4月、今年もまた、みなさんの会社にも新入社員が入社してきたことだろう。その初々しく、どこかぎこちない様子に(最近はそうでもない人も多いらしいが)、しばし自分の新入社員時代を思い出した人、ついつい先輩風を吹かせてしまった人など、少なからずいるのではないだろうか。迎える側にとっても多少緊張する季節だ。
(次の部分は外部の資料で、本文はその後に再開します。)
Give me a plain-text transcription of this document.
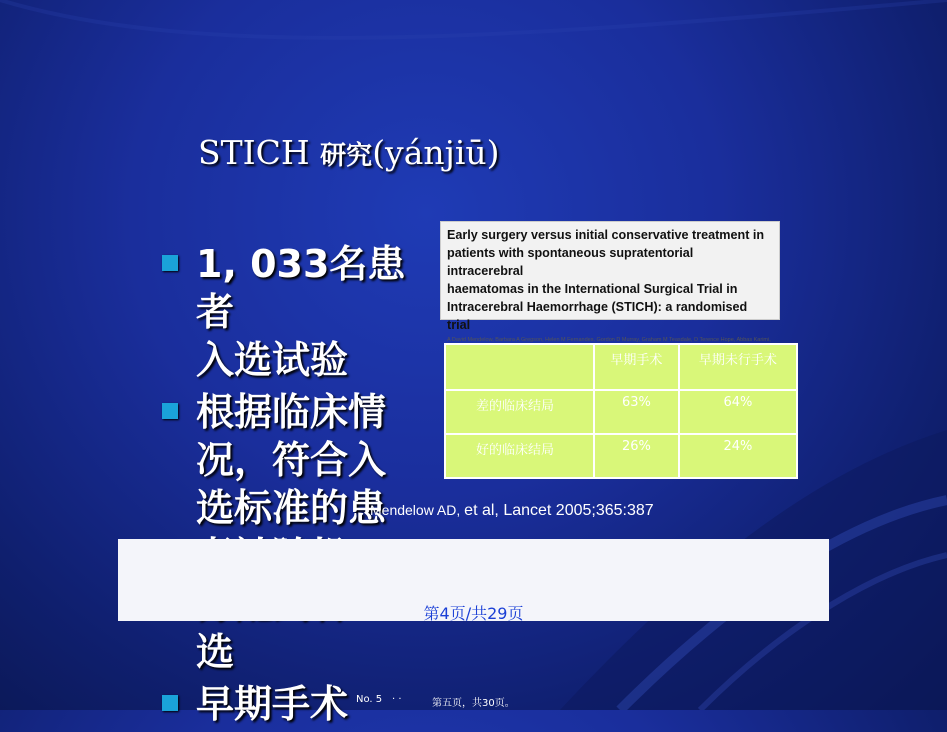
STICH 研究(yánjiū)
1, 033名患者
入选试验
根据临床情
况，符合入
选标准的患
选
早期手术
Early surgery versus initial conservative treatment in
patients with spontaneous supratentorial intracerebral
haematomas in the International Surgical Trial in
Intracerebral Haemorrhage (STICH): a randomised trial
A David Mendelow, Barbara A Gregson, Helen M Fernandes, Gordon D Murray, Graham M Teasdale, D Terence Hope, Abbas Karimi,
	早期手术	早期未行手术
差的临床结局	63%	64%
好的临床结局	26%	24%
Mendelow AD, et al, Lancet 2005;365:387
第4页/共29页
No. 5 · ·	第五页，共30页。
そんな新人たちが、職場になじみ、全員一人前の戦力として成長してくれることは望ましいことだが、現実はそうではない。厚生労働省の調査によると、新入社員が入社3年以内に辞めてしまう比率は、直近2013年入社者のデータで大学卒が31.9%、高校卒で40.9%に達している。新人の側からすれば、厳しい就活を乗り越えて入社したのに……、会社側から見れば、コストをかけてせっかく優秀な(と思われる)人材を採用したのに……と、数字だけ見れば双方ともに残念な結果ではある。
個別企業の状況はどうだろうか。
『CSR企業総覧』(東洋経済新報社)では、毎年、学歴にかかわらずすべての新入社員の3年後の在籍者数を調査している。今回2017年版の調査では、2013年4月に入社した社員が2016年4月に何人在籍しているかを答えてもらっている。この調査は、就職活動生を中心に注目度が高まっていることもあって、年々開示企業数が増加している。今回は1110社の回答を得られた(昨年は965社)。
離職者ゼロが118社、最大は中国電力の220人
ミスターこと長嶋茂雄氏と松井秀喜氏の国民栄誉賞授与が決定し、日銀の金融緩和指標が金利からマネタリーベースに変更するとともに、国債買入量を倍増するなどとした黒田バズーカが火を噴いた2013年4月。このとき入社した新入社員が、1人も欠けることなく2016年4月を迎えた企業は118社ある。